The child born to Sarah and Abraham was named Isaac which in Hebrew means “he laughs.” Isaac was a child of laughter. We are children of laughter. God’s laughter is laughter of delight. It is that laughter that comes from deep within the belly. It is laughter at the absurd, impossible, and impractical. It is laughter at the surprising way in which God enters our lives and opens up futures we thought were closed. It is laughter with us as we seek to make our way through our lives and world with our eyes open and ready to see what new thing God will do.

If you are comfortable with the future you have created for yourself, watch out! If you are anxious about the future, trust in God! If you are taking yourself so seriously that you think you can control everything that happens to and for you, loosen up!
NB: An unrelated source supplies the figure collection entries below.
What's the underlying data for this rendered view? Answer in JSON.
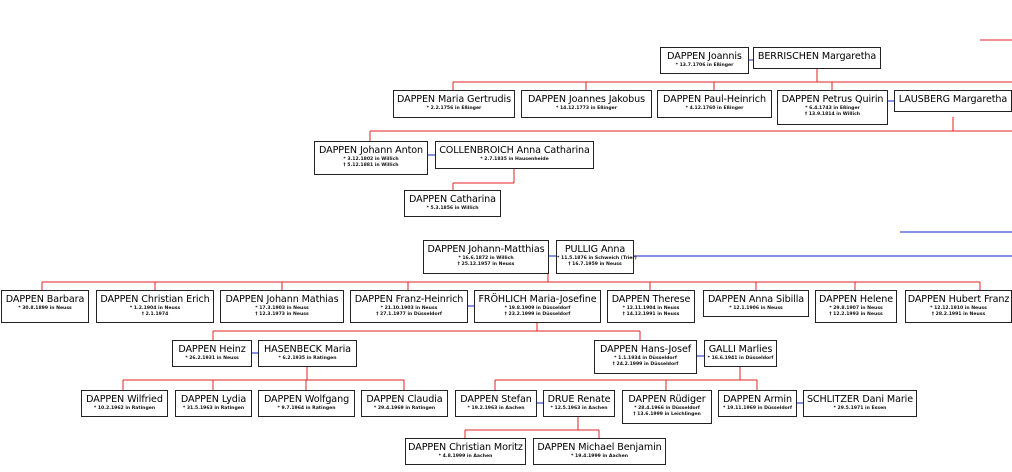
{
  "nodes": [
    {
      "name": "DAPPEN Joannis",
      "details": [
        "* 13.7.1706 in Eßinger"
      ]
    },
    {
      "name": "BERRISCHEN Margaretha",
      "details": []
    },
    {
      "name": "DAPPEN Maria Gertrudis",
      "details": [
        "* 2.2.1756 in Eßinger"
      ]
    },
    {
      "name": "DAPPEN Joannes Jakobus",
      "details": [
        "* 14.12.1773 in Eßinger"
      ]
    },
    {
      "name": "DAPPEN Paul-Heinrich",
      "details": [
        "* 4.12.1760 in Eßinger"
      ]
    },
    {
      "name": "DAPPEN Petrus Quirin",
      "details": [
        "* 6.4.1743 in Eßinger",
        "† 13.9.1814 in Willich"
      ]
    },
    {
      "name": "LAUSBERG Margaretha",
      "details": []
    },
    {
      "name": "DAPPEN Johann Anton",
      "details": [
        "* 3.12.1802 in Willich",
        "† 5.12.1881 in Willich"
      ]
    },
    {
      "name": "COLLENBROICH Anna Catharina",
      "details": [
        "* 2.7.1835 in Hausenheide"
      ]
    },
    {
      "name": "DAPPEN Catharina",
      "details": [
        "* 5.3.1856 in Willich"
      ]
    },
    {
      "name": "DAPPEN Johann-Matthias",
      "details": [
        "* 16.6.1872 in Willich",
        "† 25.12.1957 in Neuss"
      ]
    },
    {
      "name": "PULLIG Anna",
      "details": [
        "* 11.5.1876 in Schweich (Trier)",
        "† 16.7.1959 in Neuss"
      ]
    },
    {
      "name": "DAPPEN Barbara",
      "details": [
        "* 30.8.1899 in Neuss"
      ]
    },
    {
      "name": "DAPPEN Christian Erich",
      "details": [
        "* 1.2.1904 in Neuss",
        "† 2.1.1974"
      ]
    },
    {
      "name": "DAPPEN Johann Mathias",
      "details": [
        "* 17.3.1903 in Neuss",
        "† 12.3.1973 in Neuss"
      ]
    },
    {
      "name": "DAPPEN Franz-Heinrich",
      "details": [
        "* 21.10.1903 in Neuss",
        "† 27.1.1977 in Düsseldorf"
      ]
    },
    {
      "name": "FRÖHLICH Maria-Josefine",
      "details": [
        "* 19.8.1909 in Düsseldorf",
        "† 23.2.1999 in Düsseldorf"
      ]
    },
    {
      "name": "DAPPEN Therese",
      "details": [
        "* 12.11.1904 in Neuss",
        "† 14.12.1991 in Neuss"
      ]
    },
    {
      "name": "DAPPEN Anna Sibilla",
      "details": [
        "* 12.1.1906 in Neuss"
      ]
    },
    {
      "name": "DAPPEN Helene",
      "details": [
        "* 29.8.1907 in Neuss",
        "† 12.2.1993 in Neuss"
      ]
    },
    {
      "name": "DAPPEN Hubert Franz",
      "details": [
        "* 12.12.1910 in Neuss",
        "† 28.2.1991 in Neuss"
      ]
    },
    {
      "name": "DAPPEN Heinz",
      "details": [
        "* 26.2.1931 in Neuss"
      ]
    },
    {
      "name": "HASENBECK Maria",
      "details": [
        "* 6.2.1935 in Ratingen"
      ]
    },
    {
      "name": "DAPPEN Hans-Josef",
      "details": [
        "* 1.1.1934 in Düsseldorf",
        "† 24.2.1999 in Düsseldorf"
      ]
    },
    {
      "name": "GALLI Marlies",
      "details": [
        "* 16.6.1941 in Düsseldorf"
      ]
    },
    {
      "name": "DAPPEN Wilfried",
      "details": [
        "* 10.2.1962 in Ratingen"
      ]
    },
    {
      "name": "DAPPEN Lydia",
      "details": [
        "* 31.5.1963 in Ratingen"
      ]
    },
    {
      "name": "DAPPEN Wolfgang",
      "details": [
        "* 9.7.1964 in Ratingen"
      ]
    },
    {
      "name": "DAPPEN Claudia",
      "details": [
        "* 29.4.1969 in Ratingen"
      ]
    },
    {
      "name": "DAPPEN Stefan",
      "details": [
        "* 19.2.1963 in Aachen"
      ]
    },
    {
      "name": "DRUE Renate",
      "details": [
        "* 12.5.1963 in Aachen"
      ]
    },
    {
      "name": "DAPPEN Rüdiger",
      "details": [
        "* 28.4.1966 in Düsseldorf",
        "† 13.6.1999 in Leichlingen"
      ]
    },
    {
      "name": "DAPPEN Armin",
      "details": [
        "* 19.11.1969 in Düsseldorf"
      ]
    },
    {
      "name": "SCHLITZER Dani Marie",
      "details": [
        "* 29.5.1971 in Essen"
      ]
    },
    {
      "name": "DAPPEN Christian Moritz",
      "details": [
        "* 4.8.1999 in Aachen"
      ]
    },
    {
      "name": "DAPPEN Michael Benjamin",
      "details": [
        "* 19.4.1999 in Aachen"
      ]
    }
  ]
}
The God of Abraham and Sarah is faithful. The God we worship makes and keeps promises. The God of Jesus of Nazareth gives us the desires and delights of our hearts. This God, the God we worship today makes us laugh!

Prayer: O God, you know us better than we know ourselves. You promise us delight and blessing. You surprise us with laughter. You open our futures in ways we cannot even imagine and you set our feet on new paths. Open our eyes today to see the new possibilities you set before us and lead us into the joy and laughter that comes from loving you. Amen.